Egypt

Egypt has held me in thrall since a young age. Perhaps the first time that I encountered this fabled land was when my mother used to read me bedtime bible stories. I didn’t care much for the plight of the disciples but I could hear about Moses over and over again. Egypt was a land of decadence, of linen-wrapped mummies, papyrus scrolls and animal-headed gods that paraded in rows on the walls of tombs. It was a forgotten land, a forbidden place, associated with idolatry and tumbled stone pillars. At the age of six, I was in love. When the pharaoh’s army succumbed to the waves when the Israelites made good their escape, I mourned for the young men; their bright chariots drawn by foam-flecked horses.

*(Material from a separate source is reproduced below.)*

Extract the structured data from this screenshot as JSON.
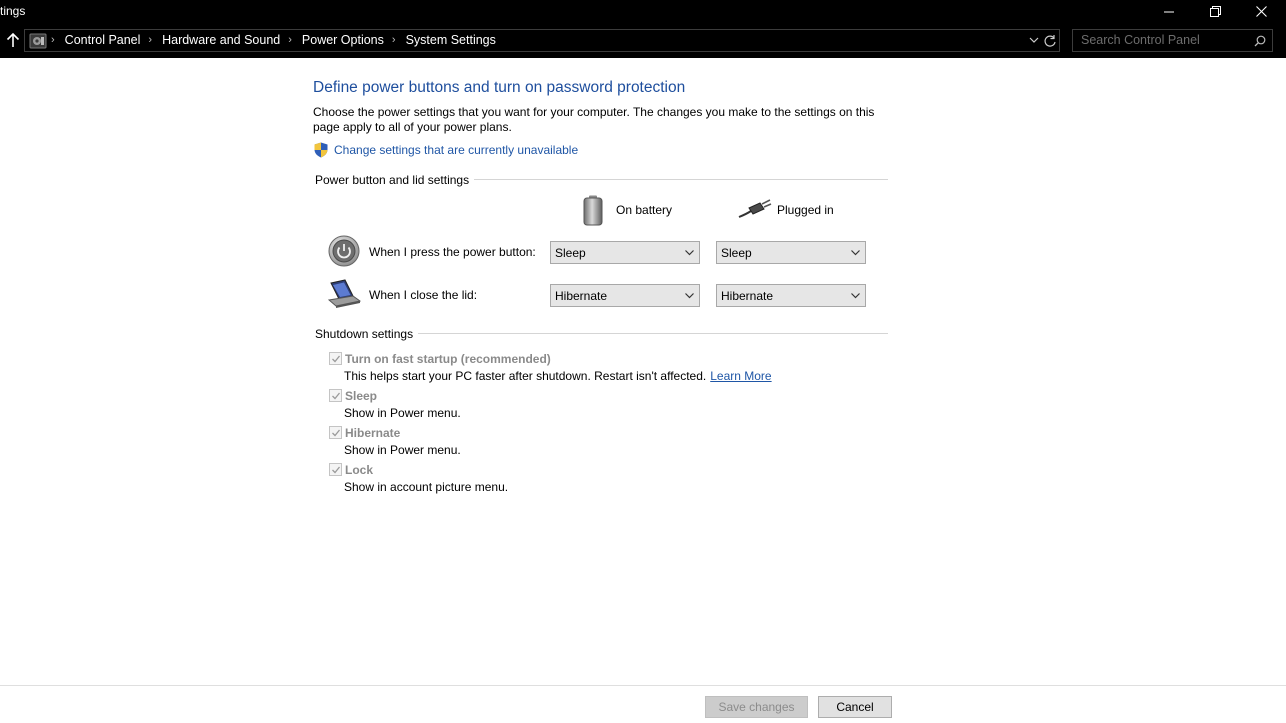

The rest of the bible paled in comparison.

The next moment that stands out in my memory is a visit we made to the then Transvaal, to stay with family and friends while on holiday. I had a choice. I could either visit the museum that had a blue whale skeleton or I could visit the museum that housed a small collection of Egyptian mummies.

There are no prizes guessing which option I selected. However, upon arrival at the museum, I absolutely refused to enter that room with the dead people in it. I was convinced that I’d be confronted with an unwrapped Ramesside horror. After a storm of tears and assorted threats, my long-suffering parents succeeded in dragging a reluctant child into that chamber of horrors.

What a disappointment. The closest thing to dead limbs that awaited me was the toe of one of the long-dead inhabitants that poked through the bandages. No skeletal grins pulled into a rictus of pain awaited me.

The next chapter in my lifelong obsession with the land of Khem occurred during that fragile time in a girl’s life when she crosses that gap between childhood and womanhood. Bast was there for me, haunting me from the pages of library books with my fervent wish that the old religions hadn’t died with the advent of a martyred saviour. Of course it didn’t help that my sister kept cats, of the persuasion that were supposed to inhabit the temples and palaces of that faraway land.

In later years, studying art and esoteric literature, Egypt still calls out to me. It is not the Egypt of today, with busy Cairo and a buzz of dust-snarled alleyways. She is the Egypt of the soul, who speaks to me in dreams, of a land where the Nile still enriches with its annual inundation, where maidens dance, draped in the finest of gauzes, in time to the swish of sistrums. Nobles still raise lotus flowers to breathe in the intoxicating scents of the blooms. Fresh bread nourishes me. Beer refreshes me. Isis still smiles her secret, enigmatic smile and beckons for me to dance one more time in her sanctuary. When I look up to the river in the sky, the Lady of the Stars arches her back and upholds a thousand pinpricks of light. When the sun sets in the west, I am reminded of Anubis, the jackal who waits to guide me through the land of the dead. Ibis-headed Thoth presides over my writing, nodding in agreement as my fingers play out the words that will allow Egypt to live again in the hearts and minds of all those who still believe in her.